I cleaned the data by applying several transformations in the Query Editor, including removing columns and errors, splitting columns, joining tables, adding conditional columns, etc.. The result was a clean table with just the scores for each game (see below).
First set of transformations in the Query Editor
The fun part was building the logic for Points, Goals and tie breakers exclusively using Get & Transform. BTW - I know there are multiple ways of building this in Excel, and would love to see other approaches. The next challenge for myself will be to build the logic using PowerPivot and DAX.
At a high level, the logic that I built is as follows:
Points: 3 points for a win, 1 point for a draw, 0 points for a loss
If tied on points, use overall goal difference as the tie breaker
If still tied, use overall goals scored as the tie breaker
Finally, I combined the historical results table with the score predictions table and brought the standings table back to the grid in Excel.
In the process of building this model, I also learned about the “Query Dependencies” view that quickly helped me visualize how all the steps and queries are interconnected (see below).
To access this view, while in the “Query Editor” click on the “Query Dependencies” button in the “View” Tab.
As promised, here is a link to my South American Qualifying spreadsheet for you to build your own predictions.
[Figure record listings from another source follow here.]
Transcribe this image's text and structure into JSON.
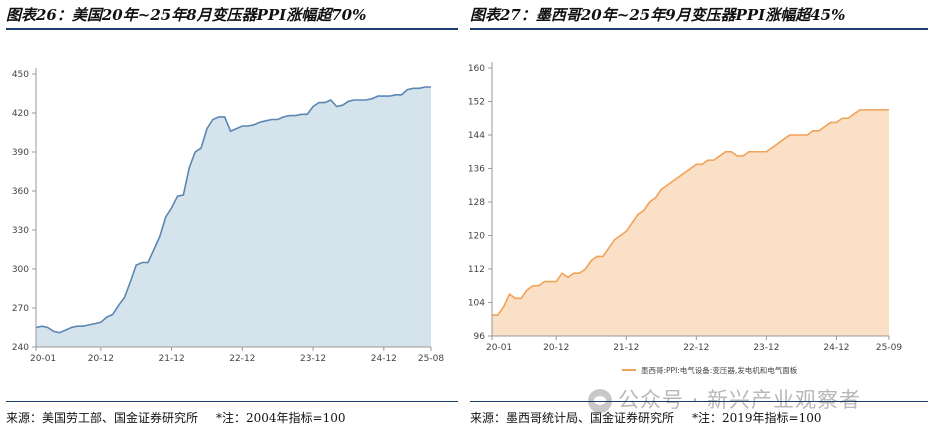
{
  "left": {
    "title": "图表26：美国20年~25年8月变压器PPI涨幅超70%",
    "source": "来源：美国劳工部、国金证券研究所",
    "note": "*注：2004年指标=100"
  },
  "right": {
    "title": "图表27：墨西哥20年~25年9月变压器PPI涨幅超45%",
    "source": "来源：墨西哥统计局、国金证券研究所",
    "note": "*注：2019年指标=100"
  },
  "watermark": "公众号 · 新兴产业观察者",
  "chart_data": [
    {
      "type": "area",
      "title": "",
      "xlabel": "",
      "ylabel": "",
      "x": [
        "20-01",
        "20-02",
        "20-03",
        "20-04",
        "20-05",
        "20-06",
        "20-07",
        "20-08",
        "20-09",
        "20-10",
        "20-11",
        "20-12",
        "21-01",
        "21-02",
        "21-03",
        "21-04",
        "21-05",
        "21-06",
        "21-07",
        "21-08",
        "21-09",
        "21-10",
        "21-11",
        "21-12",
        "22-01",
        "22-02",
        "22-03",
        "22-04",
        "22-05",
        "22-06",
        "22-07",
        "22-08",
        "22-09",
        "22-10",
        "22-11",
        "22-12",
        "23-01",
        "23-02",
        "23-03",
        "23-04",
        "23-05",
        "23-06",
        "23-07",
        "23-08",
        "23-09",
        "23-10",
        "23-11",
        "23-12",
        "24-01",
        "24-02",
        "24-03",
        "24-04",
        "24-05",
        "24-06",
        "24-07",
        "24-08",
        "24-09",
        "24-10",
        "24-11",
        "24-12",
        "25-01",
        "25-02",
        "25-03",
        "25-04",
        "25-05",
        "25-06",
        "25-07",
        "25-08"
      ],
      "xticks": [
        "20-01",
        "20-12",
        "21-12",
        "22-12",
        "23-12",
        "24-12",
        "25-08"
      ],
      "values": [
        255,
        256,
        255,
        252,
        251,
        253,
        255,
        256,
        256,
        257,
        258,
        259,
        263,
        265,
        272,
        278,
        290,
        303,
        305,
        305,
        315,
        325,
        340,
        347,
        356,
        357,
        378,
        390,
        393,
        408,
        415,
        417,
        417,
        406,
        408,
        410,
        410,
        411,
        413,
        414,
        415,
        415,
        417,
        418,
        418,
        419,
        419,
        425,
        428,
        428,
        430,
        425,
        426,
        429,
        430,
        430,
        430,
        431,
        433,
        433,
        433,
        434,
        434,
        438,
        439,
        439,
        440,
        440
      ],
      "yticks": [
        240,
        270,
        300,
        330,
        360,
        390,
        420,
        450
      ],
      "ylim": [
        240,
        450
      ],
      "grid": false,
      "legend": "none",
      "color": "#5b87b3",
      "fill": "#d4e3ec"
    },
    {
      "type": "area",
      "title": "",
      "xlabel": "",
      "ylabel": "",
      "x": [
        "20-01",
        "20-02",
        "20-03",
        "20-04",
        "20-05",
        "20-06",
        "20-07",
        "20-08",
        "20-09",
        "20-10",
        "20-11",
        "20-12",
        "21-01",
        "21-02",
        "21-03",
        "21-04",
        "21-05",
        "21-06",
        "21-07",
        "21-08",
        "21-09",
        "21-10",
        "21-11",
        "21-12",
        "22-01",
        "22-02",
        "22-03",
        "22-04",
        "22-05",
        "22-06",
        "22-07",
        "22-08",
        "22-09",
        "22-10",
        "22-11",
        "22-12",
        "23-01",
        "23-02",
        "23-03",
        "23-04",
        "23-05",
        "23-06",
        "23-07",
        "23-08",
        "23-09",
        "23-10",
        "23-11",
        "23-12",
        "24-01",
        "24-02",
        "24-03",
        "24-04",
        "24-05",
        "24-06",
        "24-07",
        "24-08",
        "24-09",
        "24-10",
        "24-11",
        "24-12",
        "25-01",
        "25-02",
        "25-03",
        "25-04",
        "25-05",
        "25-06",
        "25-07",
        "25-08",
        "25-09"
      ],
      "xticks": [
        "20-01",
        "20-12",
        "21-12",
        "22-12",
        "23-12",
        "24-12",
        "25-09"
      ],
      "values": [
        101,
        101,
        103,
        106,
        105,
        105,
        107,
        108,
        108,
        109,
        109,
        109,
        111,
        110,
        111,
        111,
        112,
        114,
        115,
        115,
        117,
        119,
        120,
        121,
        123,
        125,
        126,
        128,
        129,
        131,
        132,
        133,
        134,
        135,
        136,
        137,
        137,
        138,
        138,
        139,
        140,
        140,
        139,
        139,
        140,
        140,
        140,
        140,
        141,
        142,
        143,
        144,
        144,
        144,
        144,
        145,
        145,
        146,
        147,
        147,
        148,
        148,
        149,
        150,
        150,
        150,
        150,
        150,
        150
      ],
      "yticks": [
        96,
        104,
        112,
        120,
        128,
        136,
        144,
        152,
        160
      ],
      "ylim": [
        96,
        160
      ],
      "grid": false,
      "legend": "bottom-center",
      "series_name": "墨西哥:PPI:电气设备:变压器,发电机和电气面板",
      "color": "#f0a356",
      "fill": "#fbe0c8"
    }
  ]
}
Note that you might get prompted by a "Security Warning" in Excel, click "Enable Content" to proceed. If you want to see the details behind each of the queries, go to the “Data Tab> Get Data> Launch Query Editor”. If you want to predict your own scenarios and outcomes you can simply change the scores in the “Score Predictions” table, and click “Refresh All” in the Data Tab. This will update the standings table.
The next challenge will be to build the logic using Power Pivot and DAX.